New regulations coming into force in Dubai this month mean that developers will not be able to sell a property without a full disclosure statement.
The new rules, which take effect on January 13, are part of the Dubai strata law, and mean the buyers will need to be given estimates of when a development will be completed, future service charge estimates, and future estimates of utility charges.
The disclosure statement will also have to give details of the materials and finishes used in building the project, a description of the common areas of the property and list the onsite facilities that owners will have to pay for.
There has been some confusion as to whether the disclosure regime applies to complete units held by developers or relates only to incomplete developments where sales are made off plan.
According to Jeremy Scott though, a senior associate in Al Tamimi and Company’s property department, the wording of the relevant direction suggests that disclosures still need to be made by developers where the units are completed if title to the unit has not been issued.

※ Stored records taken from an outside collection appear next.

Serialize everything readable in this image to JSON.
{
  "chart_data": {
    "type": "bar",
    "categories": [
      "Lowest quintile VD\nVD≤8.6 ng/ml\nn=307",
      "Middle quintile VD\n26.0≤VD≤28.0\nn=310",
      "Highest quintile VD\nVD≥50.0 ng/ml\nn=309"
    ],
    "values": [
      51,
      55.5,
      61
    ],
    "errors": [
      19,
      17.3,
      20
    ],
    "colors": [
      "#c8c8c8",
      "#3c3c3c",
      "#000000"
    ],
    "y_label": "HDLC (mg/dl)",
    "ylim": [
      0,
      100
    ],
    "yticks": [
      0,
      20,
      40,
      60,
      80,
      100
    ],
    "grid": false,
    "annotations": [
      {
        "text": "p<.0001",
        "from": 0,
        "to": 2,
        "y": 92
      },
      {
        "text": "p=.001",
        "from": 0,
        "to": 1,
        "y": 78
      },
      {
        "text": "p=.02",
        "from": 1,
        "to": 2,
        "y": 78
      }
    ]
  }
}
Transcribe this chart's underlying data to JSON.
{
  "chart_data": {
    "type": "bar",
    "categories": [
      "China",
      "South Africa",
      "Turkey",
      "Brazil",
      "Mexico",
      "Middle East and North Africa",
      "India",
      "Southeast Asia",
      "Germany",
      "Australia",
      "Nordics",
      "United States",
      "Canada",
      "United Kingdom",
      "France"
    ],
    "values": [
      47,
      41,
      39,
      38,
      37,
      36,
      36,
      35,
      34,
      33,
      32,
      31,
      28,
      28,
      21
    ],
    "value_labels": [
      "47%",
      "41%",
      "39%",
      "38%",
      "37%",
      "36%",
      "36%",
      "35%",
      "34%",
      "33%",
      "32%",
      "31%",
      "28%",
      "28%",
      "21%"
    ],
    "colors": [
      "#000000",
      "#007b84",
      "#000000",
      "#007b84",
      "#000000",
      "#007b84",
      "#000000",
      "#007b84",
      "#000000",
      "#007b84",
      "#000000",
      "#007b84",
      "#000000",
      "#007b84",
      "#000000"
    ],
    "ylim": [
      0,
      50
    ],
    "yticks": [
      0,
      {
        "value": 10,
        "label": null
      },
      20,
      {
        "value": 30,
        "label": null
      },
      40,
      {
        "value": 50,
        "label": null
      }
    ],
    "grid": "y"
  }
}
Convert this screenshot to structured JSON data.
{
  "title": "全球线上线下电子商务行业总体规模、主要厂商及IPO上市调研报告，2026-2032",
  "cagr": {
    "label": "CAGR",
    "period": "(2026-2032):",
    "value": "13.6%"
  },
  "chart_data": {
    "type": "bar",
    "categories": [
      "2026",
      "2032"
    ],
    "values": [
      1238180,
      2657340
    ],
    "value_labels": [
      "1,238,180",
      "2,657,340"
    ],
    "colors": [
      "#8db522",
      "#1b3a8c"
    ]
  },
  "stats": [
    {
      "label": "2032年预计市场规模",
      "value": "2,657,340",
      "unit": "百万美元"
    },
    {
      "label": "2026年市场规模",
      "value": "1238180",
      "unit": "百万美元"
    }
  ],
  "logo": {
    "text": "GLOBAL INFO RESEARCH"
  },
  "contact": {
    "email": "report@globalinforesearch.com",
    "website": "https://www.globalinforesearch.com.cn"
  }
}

However, Scott warned that this degree of confusion might mean that some developers could be caught off guard when the new regulations come into force. ‘Most developers have made significant progress towards meeting their obligations under the directions. We anticipate, however, that some developers will not be in a position to comply. In some cases developers may take the view that disclosure statements are not required with respect to completed projects where titles are available,’ he explained.
The disclosure statement is important as without it sales transactions can be cancelled by the buyer as failing to provide the details required is sufficient for the agreement to be declared void. There appears to be no time limit as to when this can happen.
The law is considered crucial to establishing legal guidelines for investors in nearly completed projects on Reem Island and in other areas with freehold property.
Strata law was rolled out in Dubai in May last year. Under the law, registered homeowner associations have the power to recover service fees from owners who default on payments. Homeowners will also not be able to transfer the deeds of their property until any outstanding service fees are settled.
However, there have been fears that homeowner groups could find themselves insolvent as soon as they take over a building, due to previous owners failing to pay their service fees.
How dose this law help people like me who have invested in a project that was suppose to be delivered in 2009 but has progressed only 2%?